Chinese scientists identify yield-boosting rice gene
Date:07-10-2012
Researchers in China have identified a rice gene that could improve both the quality and yield of the staple crop.
Xiangdong Fu, a geneticist at the Institute of Genetics and Development Biology of the Chinese Academy of Sciences in Beijing, China, and colleagues first discovered the gene — known as GW8 — while studying basmati rice in Pakistan.
Basmati rice is well known for its good grain quality. The researchers found that this feature is influenced by the presence of a gene known as GW8, which can also improve the appearance and flavour of rice.

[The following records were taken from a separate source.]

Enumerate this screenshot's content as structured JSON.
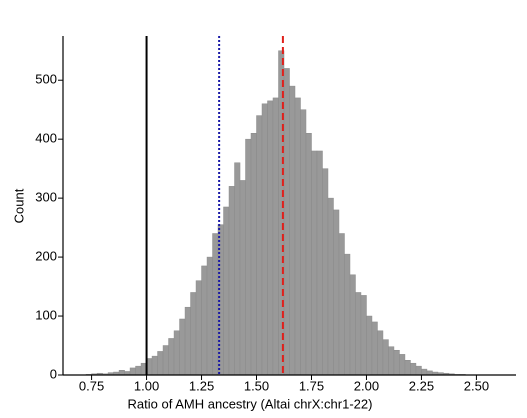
{
  "chart_data": {
    "type": "histogram",
    "xlabel": "Ratio of AMH ancestry (Altai chrX:chr1-22)",
    "ylabel": "Count",
    "bins": [
      0.7,
      0.725,
      0.75,
      0.775,
      0.8,
      0.825,
      0.85,
      0.875,
      0.9,
      0.925,
      0.95,
      0.975,
      1,
      1.025,
      1.05,
      1.075,
      1.1,
      1.125,
      1.15,
      1.175,
      1.2,
      1.225,
      1.25,
      1.275,
      1.3,
      1.325,
      1.35,
      1.375,
      1.4,
      1.425,
      1.45,
      1.475,
      1.5,
      1.525,
      1.55,
      1.575,
      1.6,
      1.625,
      1.65,
      1.675,
      1.7,
      1.725,
      1.75,
      1.775,
      1.8,
      1.825,
      1.85,
      1.875,
      1.9,
      1.925,
      1.95,
      1.975,
      2,
      2.025,
      2.05,
      2.075,
      2.1,
      2.125,
      2.15,
      2.175,
      2.2,
      2.225,
      2.25,
      2.275,
      2.3,
      2.325,
      2.35,
      2.375,
      2.4,
      2.425,
      2.45,
      2.475
    ],
    "values": [
      0,
      1,
      2,
      3,
      2,
      4,
      5,
      8,
      6,
      12,
      15,
      20,
      28,
      32,
      40,
      50,
      62,
      75,
      95,
      115,
      140,
      160,
      185,
      200,
      240,
      255,
      285,
      320,
      360,
      330,
      400,
      410,
      440,
      460,
      465,
      470,
      550,
      520,
      490,
      470,
      450,
      410,
      380,
      380,
      350,
      300,
      280,
      240,
      205,
      170,
      140,
      135,
      100,
      90,
      75,
      60,
      48,
      42,
      35,
      25,
      20,
      15,
      10,
      7,
      5,
      4,
      3,
      2,
      1,
      1,
      0
    ],
    "color": "#999999",
    "xlim": [
      0.62,
      2.68
    ],
    "ylim": [
      0,
      575
    ],
    "xticks": [
      0.75,
      {
        "value": 1,
        "label": "1.00"
      },
      1.25,
      {
        "value": 1.5,
        "label": "1.50"
      },
      1.75,
      {
        "value": 2,
        "label": "2.00"
      },
      2.25,
      {
        "value": 2.5,
        "label": "2.50"
      }
    ],
    "yticks": [
      0,
      100,
      200,
      300,
      400,
      500
    ],
    "vlines": [
      {
        "x": 1,
        "color": "#000000",
        "dash": "none"
      },
      {
        "x": 1.33,
        "color": "#1a1aa6",
        "dash": "2,2"
      },
      {
        "x": 1.62,
        "color": "#e0201b",
        "dash": "7,4"
      }
    ]
  }
}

Fu and his colleagues hypothesised that high-quality Chinese rice varieties might also have the GW8 gene.
Following a series of field studies in Beijing, Guangzhou and Hainan in 2009, the researchers found that a variant of the GW8 gene does exist in certain varieties of high-yielding rice in China.
However, the variant is different to that which was identified in Pakistan, and is related to grain weight and density, both of which boost crop productivity.
The scientists also found a third variant of the gene Amol3, an Iranian rice cultivar (a plant selected for desirable characteristics that can be maintained by propagation), that improves grain quality and productivity.
If this new variant were introduced into basmati rice, grain yields would increase by around 14 per cent, the scientists have predicted. If introduced into the high-quality Chinese varieties, their quality and yields could also be further improved.
Fu said that he hoped the new GW8 variant could eventually be introduced into local varieties in countries across the world.
However, developing these improved varieties would take at least three years, he said.
World Food Prize laureate Gurdev S. Khush, a former head of plant breeding, genetics and biotechnology at the International Rice Research Institute in the Philippines, said the discovery of the GW8 gene in rice was very important.
It has been very difficult to improve the yield potential of basmati rice, Khush told SciDev.Net.
The authors' findings were published in Nature Genetics last month (24 June).